Sanket menjelaskan, “Kami pikir drone adalah jawabannya karena mereka dapat menjangkau banyak wilayah dengan sangat cepat. Mereka gesit dan cepat.” Namun, ia menyadari perlunya sesuatu yang lebih kecil, lebih mudah bermanuver, dan tidak terlalu haus kekuasaan.
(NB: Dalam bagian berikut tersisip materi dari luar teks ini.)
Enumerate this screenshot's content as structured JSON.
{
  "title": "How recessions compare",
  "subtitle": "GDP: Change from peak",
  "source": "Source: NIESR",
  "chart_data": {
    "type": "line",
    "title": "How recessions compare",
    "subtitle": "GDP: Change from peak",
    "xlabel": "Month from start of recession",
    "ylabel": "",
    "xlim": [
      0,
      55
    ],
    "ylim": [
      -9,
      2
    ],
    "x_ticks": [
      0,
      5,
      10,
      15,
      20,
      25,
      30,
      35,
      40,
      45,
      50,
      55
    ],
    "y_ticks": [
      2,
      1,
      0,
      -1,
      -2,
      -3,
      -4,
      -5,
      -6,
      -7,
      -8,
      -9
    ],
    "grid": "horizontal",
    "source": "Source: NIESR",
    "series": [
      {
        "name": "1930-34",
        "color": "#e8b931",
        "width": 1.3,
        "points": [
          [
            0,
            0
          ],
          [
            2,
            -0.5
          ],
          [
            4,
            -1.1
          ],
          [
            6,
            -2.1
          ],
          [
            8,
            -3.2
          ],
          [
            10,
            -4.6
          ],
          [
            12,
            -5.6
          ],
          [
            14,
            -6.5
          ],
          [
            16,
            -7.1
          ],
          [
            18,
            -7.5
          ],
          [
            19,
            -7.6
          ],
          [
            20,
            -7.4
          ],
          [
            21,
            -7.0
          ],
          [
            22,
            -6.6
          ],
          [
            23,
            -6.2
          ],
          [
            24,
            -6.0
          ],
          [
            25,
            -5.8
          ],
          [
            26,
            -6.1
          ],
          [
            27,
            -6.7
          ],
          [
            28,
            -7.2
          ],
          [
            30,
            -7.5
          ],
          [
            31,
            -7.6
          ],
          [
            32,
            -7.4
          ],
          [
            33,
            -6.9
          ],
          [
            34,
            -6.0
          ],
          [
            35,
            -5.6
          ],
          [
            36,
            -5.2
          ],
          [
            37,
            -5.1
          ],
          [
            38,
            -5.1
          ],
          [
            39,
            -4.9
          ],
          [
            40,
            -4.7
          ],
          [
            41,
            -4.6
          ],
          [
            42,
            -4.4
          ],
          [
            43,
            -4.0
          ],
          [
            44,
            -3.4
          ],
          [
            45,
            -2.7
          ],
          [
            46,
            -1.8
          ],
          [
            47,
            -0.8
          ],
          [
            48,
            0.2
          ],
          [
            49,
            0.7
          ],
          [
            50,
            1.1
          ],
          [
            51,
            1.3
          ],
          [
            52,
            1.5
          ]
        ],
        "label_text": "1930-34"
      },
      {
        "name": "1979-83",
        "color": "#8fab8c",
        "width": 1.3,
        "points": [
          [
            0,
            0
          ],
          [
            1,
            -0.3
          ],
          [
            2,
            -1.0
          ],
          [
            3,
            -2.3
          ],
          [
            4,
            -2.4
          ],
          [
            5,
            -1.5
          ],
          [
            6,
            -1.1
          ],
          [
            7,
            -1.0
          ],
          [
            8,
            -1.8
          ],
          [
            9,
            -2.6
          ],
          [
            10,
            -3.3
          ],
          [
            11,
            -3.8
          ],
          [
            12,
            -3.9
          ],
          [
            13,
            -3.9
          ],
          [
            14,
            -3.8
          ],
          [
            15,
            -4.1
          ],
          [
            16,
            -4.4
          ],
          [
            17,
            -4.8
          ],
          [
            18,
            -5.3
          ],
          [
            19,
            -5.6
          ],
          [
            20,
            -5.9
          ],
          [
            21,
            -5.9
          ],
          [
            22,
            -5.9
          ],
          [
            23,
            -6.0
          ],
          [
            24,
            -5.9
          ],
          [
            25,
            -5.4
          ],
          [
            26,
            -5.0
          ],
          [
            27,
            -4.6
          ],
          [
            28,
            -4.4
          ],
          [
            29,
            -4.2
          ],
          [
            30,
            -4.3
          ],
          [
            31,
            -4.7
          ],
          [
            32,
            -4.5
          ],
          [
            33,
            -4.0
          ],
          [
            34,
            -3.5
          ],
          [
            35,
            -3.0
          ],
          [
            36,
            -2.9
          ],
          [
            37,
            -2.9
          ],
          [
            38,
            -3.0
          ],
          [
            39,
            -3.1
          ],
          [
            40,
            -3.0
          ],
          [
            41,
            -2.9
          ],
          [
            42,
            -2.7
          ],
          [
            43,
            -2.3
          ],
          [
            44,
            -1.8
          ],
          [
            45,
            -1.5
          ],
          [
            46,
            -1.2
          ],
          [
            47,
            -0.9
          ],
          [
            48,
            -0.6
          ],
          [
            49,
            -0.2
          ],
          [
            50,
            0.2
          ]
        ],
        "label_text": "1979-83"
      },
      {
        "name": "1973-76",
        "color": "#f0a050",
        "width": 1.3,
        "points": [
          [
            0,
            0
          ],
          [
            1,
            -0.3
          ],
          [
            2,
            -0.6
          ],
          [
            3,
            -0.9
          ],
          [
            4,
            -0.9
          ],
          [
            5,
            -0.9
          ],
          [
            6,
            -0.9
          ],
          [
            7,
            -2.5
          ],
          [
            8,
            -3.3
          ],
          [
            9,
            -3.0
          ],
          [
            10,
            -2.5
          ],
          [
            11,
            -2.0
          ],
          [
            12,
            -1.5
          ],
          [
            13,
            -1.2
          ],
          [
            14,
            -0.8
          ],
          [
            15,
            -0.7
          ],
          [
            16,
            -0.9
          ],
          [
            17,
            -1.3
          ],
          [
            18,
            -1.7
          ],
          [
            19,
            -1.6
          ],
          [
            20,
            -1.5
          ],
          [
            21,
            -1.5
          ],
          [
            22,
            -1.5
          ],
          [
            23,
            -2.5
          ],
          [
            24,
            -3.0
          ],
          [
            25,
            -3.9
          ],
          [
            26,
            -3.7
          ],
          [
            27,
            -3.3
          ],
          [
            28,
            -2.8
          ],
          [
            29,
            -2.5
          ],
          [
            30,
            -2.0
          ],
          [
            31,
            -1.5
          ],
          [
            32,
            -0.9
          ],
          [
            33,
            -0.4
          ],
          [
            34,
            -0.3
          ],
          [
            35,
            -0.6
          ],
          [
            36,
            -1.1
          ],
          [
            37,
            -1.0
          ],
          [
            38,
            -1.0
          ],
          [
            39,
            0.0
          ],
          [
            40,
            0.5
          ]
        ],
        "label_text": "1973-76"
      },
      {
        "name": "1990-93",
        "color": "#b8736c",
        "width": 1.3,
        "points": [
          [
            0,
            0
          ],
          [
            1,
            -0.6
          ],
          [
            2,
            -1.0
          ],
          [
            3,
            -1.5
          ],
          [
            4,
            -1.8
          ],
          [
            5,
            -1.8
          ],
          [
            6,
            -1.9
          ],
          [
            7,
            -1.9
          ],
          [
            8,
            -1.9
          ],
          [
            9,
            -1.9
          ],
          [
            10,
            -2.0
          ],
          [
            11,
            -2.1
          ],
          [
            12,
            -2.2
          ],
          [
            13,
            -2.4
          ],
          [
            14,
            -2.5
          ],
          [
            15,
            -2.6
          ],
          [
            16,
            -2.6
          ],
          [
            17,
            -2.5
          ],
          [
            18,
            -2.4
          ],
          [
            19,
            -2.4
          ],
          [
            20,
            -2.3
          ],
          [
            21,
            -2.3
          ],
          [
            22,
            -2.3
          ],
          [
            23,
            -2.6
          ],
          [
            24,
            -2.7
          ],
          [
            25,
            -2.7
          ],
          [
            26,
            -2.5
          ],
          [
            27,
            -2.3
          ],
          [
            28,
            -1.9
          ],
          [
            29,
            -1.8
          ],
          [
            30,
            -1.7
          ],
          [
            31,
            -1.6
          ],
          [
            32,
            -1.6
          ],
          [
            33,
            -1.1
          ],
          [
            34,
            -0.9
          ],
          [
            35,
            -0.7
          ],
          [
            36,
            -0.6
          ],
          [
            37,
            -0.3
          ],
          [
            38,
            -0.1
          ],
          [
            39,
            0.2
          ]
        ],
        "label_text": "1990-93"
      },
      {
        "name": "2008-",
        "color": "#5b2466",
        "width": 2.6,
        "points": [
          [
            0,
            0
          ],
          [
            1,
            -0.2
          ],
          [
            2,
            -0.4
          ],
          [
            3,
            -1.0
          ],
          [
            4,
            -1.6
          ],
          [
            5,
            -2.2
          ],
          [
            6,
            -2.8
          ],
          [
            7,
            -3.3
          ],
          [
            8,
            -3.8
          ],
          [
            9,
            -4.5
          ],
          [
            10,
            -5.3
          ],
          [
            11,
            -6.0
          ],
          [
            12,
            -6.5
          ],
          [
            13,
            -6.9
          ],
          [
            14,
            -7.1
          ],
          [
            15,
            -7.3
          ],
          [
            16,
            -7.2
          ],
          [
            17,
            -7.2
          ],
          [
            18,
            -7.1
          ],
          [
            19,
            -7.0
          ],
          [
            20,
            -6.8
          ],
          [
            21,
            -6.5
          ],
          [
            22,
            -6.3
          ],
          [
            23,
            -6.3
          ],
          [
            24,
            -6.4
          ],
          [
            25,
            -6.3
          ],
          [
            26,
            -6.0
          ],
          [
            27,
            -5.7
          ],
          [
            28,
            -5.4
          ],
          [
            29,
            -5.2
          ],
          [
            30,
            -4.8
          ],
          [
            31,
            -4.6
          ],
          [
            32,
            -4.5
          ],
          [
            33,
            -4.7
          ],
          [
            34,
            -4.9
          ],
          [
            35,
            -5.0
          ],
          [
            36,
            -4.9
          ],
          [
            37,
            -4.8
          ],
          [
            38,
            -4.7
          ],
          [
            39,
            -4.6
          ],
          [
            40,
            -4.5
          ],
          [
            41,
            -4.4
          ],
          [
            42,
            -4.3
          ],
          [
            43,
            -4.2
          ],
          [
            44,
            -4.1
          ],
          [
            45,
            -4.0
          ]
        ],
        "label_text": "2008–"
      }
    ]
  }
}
Penelitiannya dimulai dengan mempelajari kemampuan terbang serangga dan burung yang luar biasa – makhluk dengan daya komputasi yang sangat terbatas dan sistem sensorik yang belum sempurna.
“Kami harus membayangkan kembali seperti apa drone pada saat itu,” kata Sanket. “Kembalilah ke biologi karena biologi melakukan hal ini lebih baik daripada yang kita bisa lakukan saat ini.” Hal ini mendorongnya untuk mengembangkan prototipe pertamanya: segerombolan robot lebah yang dirancang untuk penyerbukan. Meskipun ambisius, Sanket menyadari penerapan ini mungkin membutuhkan waktu lebih lama untuk direalisasikan, sehingga mendorongnya untuk mengalihkan fokus ke bidang-bidang di mana robotika yang terinspirasi dari bio dapat memberikan dampak langsung – dan pencarian dan penyelamatan merupakan hal yang tepat.
Kunci dalam menciptakan robot mirip kelelawar ini adalah menemukan sensor kompak dan hemat energi yang mampu mendeteksi rintangan dalam jarak dekat. Tim Sanket awalnya beralih ke sensor ultrasonik yang digunakan pada keran otomatis, yang terkenal dengan konsumsi dayanya yang rendah. Namun, suara desingan baling-baling robot mengganggu kemampuan sensor untuk menentukan objek dalam radius dua meter.
Mengambil petunjuk lain dari alam, mereka meniru struktur akustik unik yang ditemukan di hidung, telinga, dan mulut kelelawar. Jaringan-jaringan ini secara adaptif mengubah ketebalan dan kepadatan, memodulasi penerimaan dan emisi suara. Dengan mencetak struktur serupa secara 3D pada robot, tim Sanket secara efektif meniru adaptasi mirip kelelawar ini, menyaring kebisingan, dan memungkinkan robot mendeteksi rintangan secara akurat.
Kini tantangan-tantangan ini telah diatasi, fokusnya adalah meningkatkan kecepatan robot. “Kita cenderung melupakan betapa menakjubkannya hewan lain,” Sanket menekankan. Dengan mempelajari makhluk seperti kelelawar, kita dapat memperoleh wawasan tentang teknik navigasi canggih yang jauh melampaui kemampuan kita saat ini.
Potensi robot kelelawar kecil ini dalam situasi pencarian dan penyelamatan tidak dapat disangkal. Kemampuan mereka untuk menavigasi lingkungan berbahaya dengan akurasi yang tepat menjanjikan penyelamatan yang lebih aman sekaligus meminimalkan risiko yang dihadapi oleh manusia yang melakukan pertolongan. Seiring dengan perkembangan yang terus berlanjut, robot-robot inovatif ini akan memainkan peran penting dalam menyelamatkan nyawa bahkan dalam situasi yang paling menantang sekalipun.